Living art during and after a pandemic: a manifesto

By Angelos Angelidis and La diana pereyra

“This manifesto stems from our duty to communicate our perception of the world during the COVID19 pandemic. It is also an attempt to articulate our thoughts on the meaning of making art, which is inseparable from the way we understand life overall.

Although this pandemic has made our realities more difficult in certain aspects, especially the loss of loved ones and unsettling uncertainty that has come with it , we are hopeful that coming out of this we shall have a better understanding of what it means to be human. The manifesto thus does not only apply to life under this pandemic but hopes to point out how capitalism strips us away from our artistic capacities and mentalities and how vital it is that we resist its forces after COVID19 is over.

Pandemic or no pandemic, what truly kills us is the system that ingrains us with a sense of competition against our fellow humans, that breeds individualism and otherness into our minds in order to push us away from focusing on what truly matters: our uniqueness, our similarities, our love and creativity, our compassion, our curiosities and peculiarities

I. Everyone is an artist

Art is built upon creating associations and so is human consciousness. Therefore, the artistic process belongs to every conscious and conscientious being. If we all start treating ourselves as artists and appreciate our thoughts of and affinities for the world, life would become more of an adventure rather than a pre-carved path. This mindset equips one with the tools to deal with uncertainty in a lighter way and to perceive things differently – attempting to grasp the meaning of an ever-changing world but not clinging on to it. The artistic process has now become – being our own sculpture, paintings and films. The way of thinking and getting attracted to objects, spaces and ideas are a consequence of our memories and surroundings, and our task is to unpack those or find comfort in their mystery.

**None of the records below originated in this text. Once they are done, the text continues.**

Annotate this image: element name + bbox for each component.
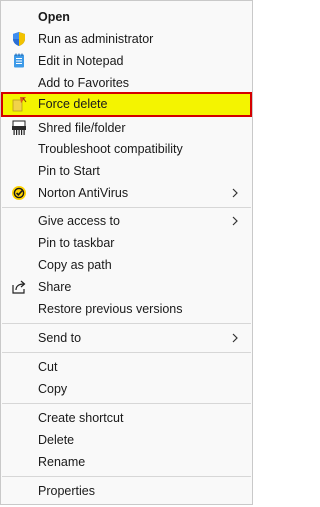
menu-item-open[interactable]: Open [2,6,251,28]
menu-item-force-delete[interactable]: Force delete [1,92,252,117]
menu-item-run-as-administrator[interactable]: Run as administrator [2,28,251,50]
norton-check-icon [11,185,27,201]
menu-item-delete[interactable]: Delete [2,429,251,451]
menu-item-label: Force delete [38,97,108,111]
menu-item-label: Pin to Start [38,164,100,178]
menu-item-label: Send to [38,331,82,345]
menu-item-label: Create shortcut [38,411,124,425]
menu-item-pin-to-taskbar[interactable]: Pin to taskbar [2,232,251,254]
menu-item-give-access-to[interactable]: Give access to [2,210,251,232]
menu-item-copy-as-path[interactable]: Copy as path [2,254,251,276]
menu-item-label: Share [38,280,72,294]
menu-item-label: Give access to [38,214,120,228]
menu-item-edit-in-notepad[interactable]: Edit in Notepad [2,50,251,72]
menu-item-label: Rename [38,455,86,469]
menu-item-norton-antivirus[interactable]: Norton AntiVirus [2,182,251,204]
menu-separator [2,207,251,208]
menu-item-properties[interactable]: Properties [2,480,251,502]
menu-item-label: Troubleshoot compatibility [38,142,183,156]
context-menu: Open Run as administrator Edit in Notepa… [0,0,253,505]
menu-item-label: Add to Favorites [38,76,130,90]
shredder-icon [11,120,27,136]
menu-item-label: Open [38,10,70,24]
uac-shield-icon [11,31,27,47]
menu-item-label: Copy as path [38,258,112,272]
menu-separator [2,403,251,404]
menu-item-add-to-favorites[interactable]: Add to Favorites [2,72,251,94]
menu-separator [2,323,251,324]
menu-item-label: Delete [38,433,75,447]
menu-item-shred-file-folder[interactable]: Shred file/folder [2,117,251,139]
menu-separator [2,476,251,477]
menu-item-rename[interactable]: Rename [2,451,251,473]
menu-item-label: Copy [38,382,68,396]
menu-item-cut[interactable]: Cut [2,356,251,378]
menu-item-send-to[interactable]: Send to [2,327,251,349]
menu-item-create-shortcut[interactable]: Create shortcut [2,407,251,429]
menu-item-pin-to-start[interactable]: Pin to Start [2,160,251,182]
menu-item-label: Restore previous versions [38,302,183,316]
menu-item-label: Cut [38,360,58,374]
menu-item-label: Edit in Notepad [38,54,124,68]
menu-item-label: Properties [38,484,95,498]
menu-separator [2,352,251,353]
menu-item-restore-previous-versions[interactable]: Restore previous versions [2,298,251,320]
share-icon [11,279,27,295]
menu-item-label: Norton AntiVirus [38,186,129,200]
menu-item-label: Pin to taskbar [38,236,115,250]
menu-item-copy[interactable]: Copy [2,378,251,400]
menu-item-share[interactable]: Share [2,276,251,298]
chevron-right-icon [228,331,242,345]
menu-item-label: Shred file/folder [38,121,126,135]
menu-item-label: Run as administrator [38,32,154,46]
chevron-right-icon [228,214,242,228]
chevron-right-icon [228,186,242,200]
notepad-icon [11,53,27,69]
force-delete-icon [11,96,27,112]
menu-item-troubleshoot-compatibility[interactable]: Troubleshoot compatibility [2,138,251,160]
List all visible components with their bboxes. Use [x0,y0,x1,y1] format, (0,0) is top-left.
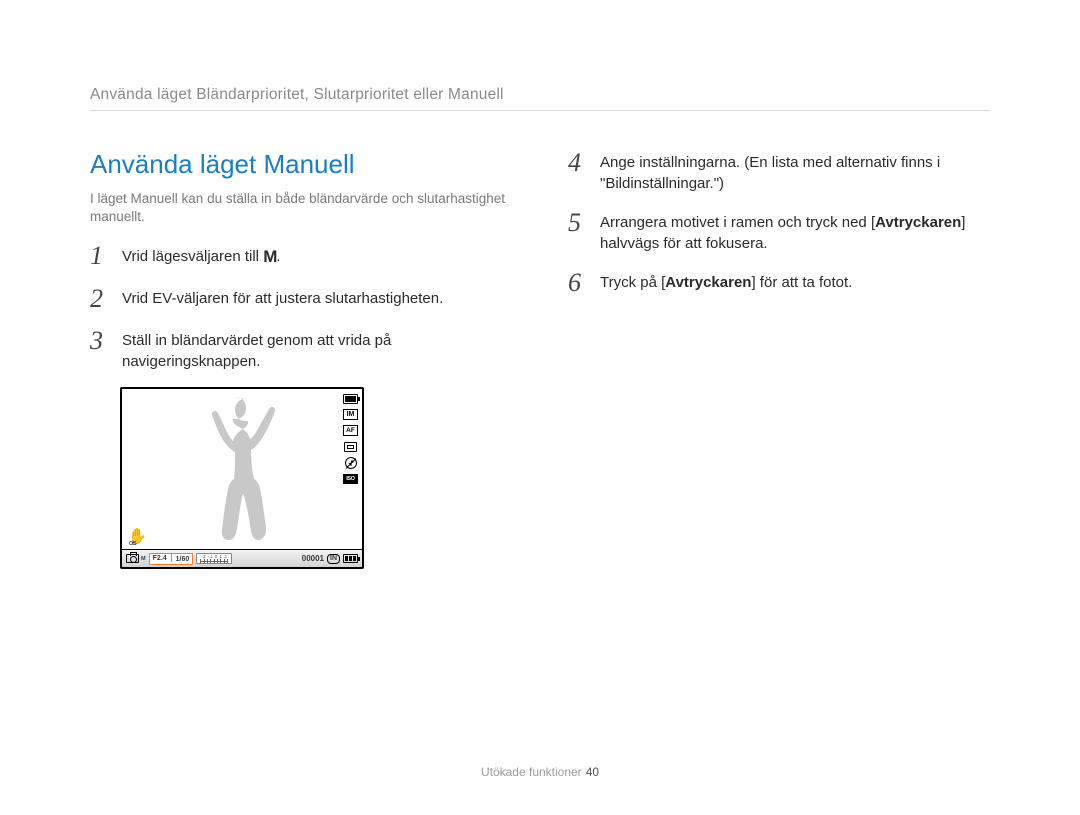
intro-text: I läget Manuell kan du ställa in både bl… [90,190,512,226]
aperture-value: F2.4 [153,555,167,562]
left-column: Använda läget Manuell I läget Manuell ka… [90,149,512,569]
divider [90,110,990,111]
step-number: 1 [90,242,116,269]
storage-in-badge: IN [327,554,340,564]
breadcrumb: Använda läget Bländarprioritet, Slutarpr… [90,86,990,104]
section-title: Använda läget Manuell [90,149,512,180]
step-number: 6 [568,269,594,296]
image-mode-icon: IM [343,409,358,420]
person-silhouette-icon [190,391,280,549]
step-number: 5 [568,209,594,236]
shutter-key-label: Avtryckaren [875,214,961,231]
battery-level-icon [343,554,358,563]
step-1: 1 Vrid lägesväljaren till M. [90,242,512,269]
step-6: 6 Tryck på [Avtryckaren] för att ta foto… [568,269,990,296]
step-number: 2 [90,285,116,312]
mode-m-label: M [141,556,146,562]
manual-page: Använda läget Bländarprioritet, Slutarpr… [0,0,1080,815]
camera-status-bar: M F2.4 1/60 00001 IN [122,549,362,567]
viewfinder: IM AF ISO ✋ OIS [122,389,362,549]
flash-off-icon [345,457,357,469]
shot-counter: 00001 [302,554,324,563]
iso-icon: ISO [343,474,358,484]
camera-mode-indicator: M [126,554,146,563]
step-3: 3 Ställ in bländarvärdet genom att vrida… [90,327,512,372]
step-text: Vrid EV-väljaren för att justera slutarh… [122,285,443,309]
autofocus-icon: AF [343,425,358,436]
metering-icon [344,442,357,452]
step-text: Ange inställningarna. (En lista med alte… [600,149,990,194]
aperture-shutter-group: F2.4 1/60 [149,553,194,565]
ois-label: OIS [129,541,136,547]
steps-left: 1 Vrid lägesväljaren till M. 2 Vrid EV-v… [90,242,512,372]
camera-icon [126,554,139,563]
step-number: 3 [90,327,116,354]
step-text: Arrangera motivet i ramen och tryck ned … [600,209,990,254]
shutter-key-label: Avtryckaren [665,274,751,291]
step-number: 4 [568,149,594,176]
step-text: Tryck på [Avtryckaren] för att ta fotot. [600,269,852,293]
step-text: Vrid lägesväljaren till M. [122,242,281,269]
content-columns: Använda läget Manuell I läget Manuell ka… [90,149,990,569]
step-4: 4 Ange inställningarna. (En lista med al… [568,149,990,194]
right-column: 4 Ange inställningarna. (En lista med al… [568,149,990,569]
mode-dial-m-icon: M [263,245,276,269]
battery-icon [343,394,358,404]
camera-screen: IM AF ISO ✋ OIS M [120,387,364,569]
step-2: 2 Vrid EV-väljaren för att justera sluta… [90,285,512,312]
page-number: 40 [586,765,599,779]
shutter-value: 1/60 [171,554,190,563]
step-5: 5 Arrangera motivet i ramen och tryck ne… [568,209,990,254]
step-text: Ställ in bländarvärdet genom att vrida p… [122,327,512,372]
camera-illustration: IM AF ISO ✋ OIS M [120,387,512,569]
viewfinder-icon-stack: IM AF ISO [343,393,358,484]
page-footer: Utökade funktioner 40 [0,765,1080,779]
ev-ruler [196,553,232,564]
steps-right: 4 Ange inställningarna. (En lista med al… [568,149,990,296]
footer-section-label: Utökade funktioner [481,765,582,779]
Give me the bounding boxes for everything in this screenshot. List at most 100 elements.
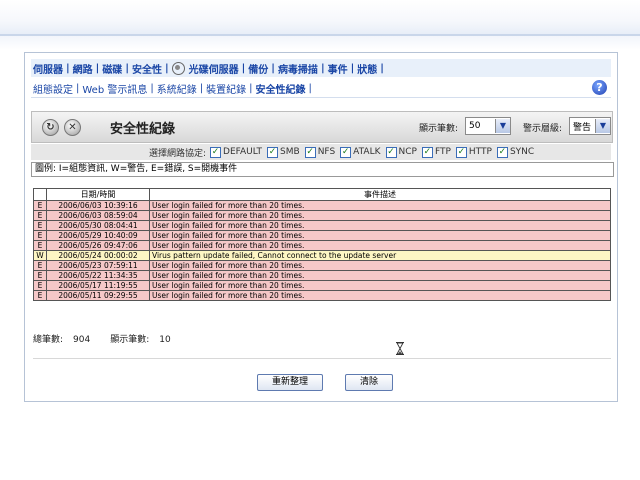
- event-datetime: 2006/05/22 11:34:35: [46, 270, 150, 281]
- event-type: W: [33, 250, 47, 261]
- checkbox-label: ATALK: [353, 147, 381, 157]
- check-icon: ✓: [210, 146, 222, 158]
- nav-network[interactable]: 網路: [71, 61, 95, 76]
- event-datetime: 2006/05/26 09:47:06: [46, 240, 150, 251]
- disc-icon: [171, 61, 185, 75]
- event-description: User login failed for more than 20 times…: [149, 230, 611, 241]
- refresh-icon[interactable]: ↻: [42, 119, 59, 136]
- refresh-button[interactable]: 重新整理: [257, 374, 323, 391]
- shown-count-value: 10: [159, 335, 171, 345]
- table-header-row: 日期/時間 事件描述: [33, 188, 611, 201]
- main-nav: 伺服器 | 網路 | 磁碟 | 安全性 | 光碟伺服器 | 備份 | 病毒掃描 | 事件 | 狀…: [31, 59, 611, 77]
- table-row: E 2006/05/17 11:19:55 User login failed …: [33, 280, 611, 291]
- level-value: 警告: [573, 122, 592, 133]
- event-datetime: 2006/05/29 10:40:09: [46, 230, 150, 241]
- event-datetime: 2006/05/24 00:00:02: [46, 250, 150, 261]
- level-label: 警示層級:: [523, 124, 563, 134]
- page-size-label: 顯示筆數:: [419, 124, 459, 134]
- table-row: E 2006/05/11 09:29:55 User login failed …: [33, 290, 611, 301]
- event-type: E: [33, 240, 47, 251]
- nav-separator: |: [380, 62, 384, 74]
- event-description: User login failed for more than 20 times…: [149, 280, 611, 291]
- event-type: E: [33, 220, 47, 231]
- checkbox-default[interactable]: ✓ DEFAULT: [210, 146, 263, 158]
- checkbox-label: DEFAULT: [223, 147, 263, 157]
- checkbox-ncp[interactable]: ✓ NCP: [385, 146, 417, 158]
- clear-button[interactable]: 清除: [345, 374, 393, 391]
- event-description: User login failed for more than 20 times…: [149, 200, 611, 211]
- main-panel: 伺服器 | 網路 | 磁碟 | 安全性 | 光碟伺服器 | 備份 | 病毒掃描 | 事件 | 狀…: [24, 52, 618, 402]
- table-row: E 2006/05/30 08:04:41 User login failed …: [33, 220, 611, 231]
- event-datetime: 2006/05/11 09:29:55: [46, 290, 150, 301]
- event-description: User login failed for more than 20 times…: [149, 290, 611, 301]
- page-size-select[interactable]: 50 ▼: [465, 117, 511, 135]
- nav-security[interactable]: 安全性: [130, 61, 164, 76]
- sub-nav: 組態設定 | Web 警示訊息 | 系統紀錄 | 裝置紀錄 | 安全性紀錄 | ?: [31, 79, 611, 98]
- nav-events[interactable]: 事件: [326, 61, 350, 76]
- help-icon[interactable]: ?: [592, 80, 607, 95]
- event-type: E: [33, 210, 47, 221]
- subnav-web-alert[interactable]: Web 警示訊息: [80, 81, 149, 96]
- check-icon: ✓: [455, 146, 467, 158]
- subnav-separator: |: [308, 82, 312, 94]
- header-shadow: [0, 36, 640, 50]
- checkbox-ftp[interactable]: ✓ FTP: [421, 146, 451, 158]
- checkbox-label: FTP: [434, 147, 451, 157]
- total-count-value: 904: [73, 335, 91, 345]
- checkbox-label: SYNC: [509, 147, 535, 157]
- column-header-description: 事件描述: [149, 188, 611, 201]
- nav-status[interactable]: 狀態: [355, 61, 379, 76]
- event-description: Virus pattern update failed, Cannot conn…: [149, 250, 611, 261]
- event-type: E: [33, 260, 47, 271]
- event-log-table: 日期/時間 事件描述 E 2006/06/03 10:39:16 User lo…: [33, 188, 611, 301]
- checkbox-nfs[interactable]: ✓ NFS: [304, 146, 336, 158]
- subnav-device-log[interactable]: 裝置紀錄: [204, 81, 248, 96]
- browser-header-band: [0, 0, 640, 34]
- check-icon: ✓: [267, 146, 279, 158]
- checkbox-smb[interactable]: ✓ SMB: [267, 146, 300, 158]
- event-description: User login failed for more than 20 times…: [149, 260, 611, 271]
- checkbox-label: NCP: [398, 147, 417, 157]
- nav-separator: |: [164, 62, 169, 74]
- event-type: E: [33, 200, 47, 211]
- shown-count: 顯示筆數: 10: [110, 335, 181, 345]
- check-icon: ✓: [421, 146, 433, 158]
- checkbox-label: NFS: [317, 147, 336, 157]
- check-icon: ✓: [340, 146, 352, 158]
- table-row: E 2006/05/23 07:59:11 User login failed …: [33, 260, 611, 271]
- protocol-filter: 選擇網路協定: ✓ DEFAULT ✓ SMB ✓ NFS ✓ ATALK ✓ NCP ✓…: [31, 144, 611, 160]
- event-description: User login failed for more than 20 times…: [149, 270, 611, 281]
- protocol-filter-label: 選擇網路協定:: [149, 148, 207, 159]
- checkbox-http[interactable]: ✓ HTTP: [455, 146, 492, 158]
- nav-disc-server[interactable]: 光碟伺服器: [187, 61, 241, 76]
- column-header-type: [33, 188, 47, 201]
- event-datetime: 2006/05/30 08:04:41: [46, 220, 150, 231]
- event-datetime: 2006/05/23 07:59:11: [46, 260, 150, 271]
- column-header-datetime: 日期/時間: [46, 188, 150, 201]
- subnav-config[interactable]: 組態設定: [31, 81, 75, 96]
- event-description: User login failed for more than 20 times…: [149, 220, 611, 231]
- subnav-system-log[interactable]: 系統紀錄: [155, 81, 199, 96]
- checkbox-label: SMB: [280, 147, 300, 157]
- table-row: E 2006/05/29 10:40:09 User login failed …: [33, 230, 611, 241]
- level-select[interactable]: 警告 ▼: [569, 117, 611, 135]
- subnav-security-log[interactable]: 安全性紀錄: [253, 80, 308, 96]
- chevron-down-icon: ▼: [595, 119, 610, 133]
- total-count: 總筆數: 904: [33, 335, 100, 345]
- checkbox-sync[interactable]: ✓ SYNC: [496, 146, 535, 158]
- event-description: User login failed for more than 20 times…: [149, 240, 611, 251]
- event-description: User login failed for more than 20 times…: [149, 210, 611, 221]
- event-datetime: 2006/06/03 10:39:16: [46, 200, 150, 211]
- check-icon: ✓: [304, 146, 316, 158]
- total-count-label: 總筆數:: [33, 335, 64, 345]
- event-type: E: [33, 230, 47, 241]
- nav-server[interactable]: 伺服器: [31, 61, 65, 76]
- close-icon[interactable]: ✕: [64, 119, 81, 136]
- hourglass-icon: [396, 342, 404, 355]
- table-row: E 2006/05/22 11:34:35 User login failed …: [33, 270, 611, 281]
- legend: 圖例: I=組態資訊, W=警告, E=錯誤, S=開機事件: [31, 162, 614, 177]
- nav-backup[interactable]: 備份: [246, 61, 270, 76]
- checkbox-atalk[interactable]: ✓ ATALK: [340, 146, 381, 158]
- nav-disk[interactable]: 磁碟: [100, 61, 124, 76]
- nav-virus-scan[interactable]: 病毒掃描: [276, 61, 320, 76]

II. Our bodies are the antidote

For too long we have been accumulating the burden of capitalism on our ailing bodies. It is time to heal. Perhaps what might initially appear as a restriction is actually an impetus to find ways of caring for our bodies and selves. The slowing down of life has brought new respect and awareness for our bodies. It has also given rise to an urge and necessity for mindful movement to become part of our daily lives in whatever form our bodies and surroundings allow us to. Currently in this hyper-virtualised world, our bodies anchor us to the earth. Beyond movement and physical fitness, our consumption of food has become a more exciting and creative part of the day. The importance of nourishing the body makes it the object of art, the object of appreciation.

III. Daily practices as an art

Our present moments are filled with our histories and our histories have not stopped being written just because of this pandemic or because of our confinement to the “private” sphere. Our time in quarantine can be a reclaiming and reconfiguring of the bourgeois conception of the home, transforming it into a place where we can nurture our sense of self while exploring the universal impetus for a more just, more caring world. Withdrawal does not have to suck the life out of us. Domesticity can be energising and help us clear out the lens that connects us to the rest of the world. Record your days, appreciate their simplicity, there is richness in subtlety. Mindfulness can exist within a simple routine, a lazy movement and a recurring surrounding. Every day we wake up with different emotions, acknowledge them and let them evolve into a new dance. At your own pace.

IV. The drive is to communicate

To find in conversations the drive to dream with family and friends about the “ideal” spaces and realities we want to live in, still learning even as we are dealing with the isolation and discomfort of this time. The art practice now is to think mindfully about production and consumption and the desires that drive both. Where do these desires stem from and who has control over them? We are isolated but that does not mean we cannot be socially engaged. Now is the time to share, to learn, to grow, to tell people I love you, to use our imaginations on building community resilience that will defy not only this pandemic but also whatever struggles may be waiting on the other side.”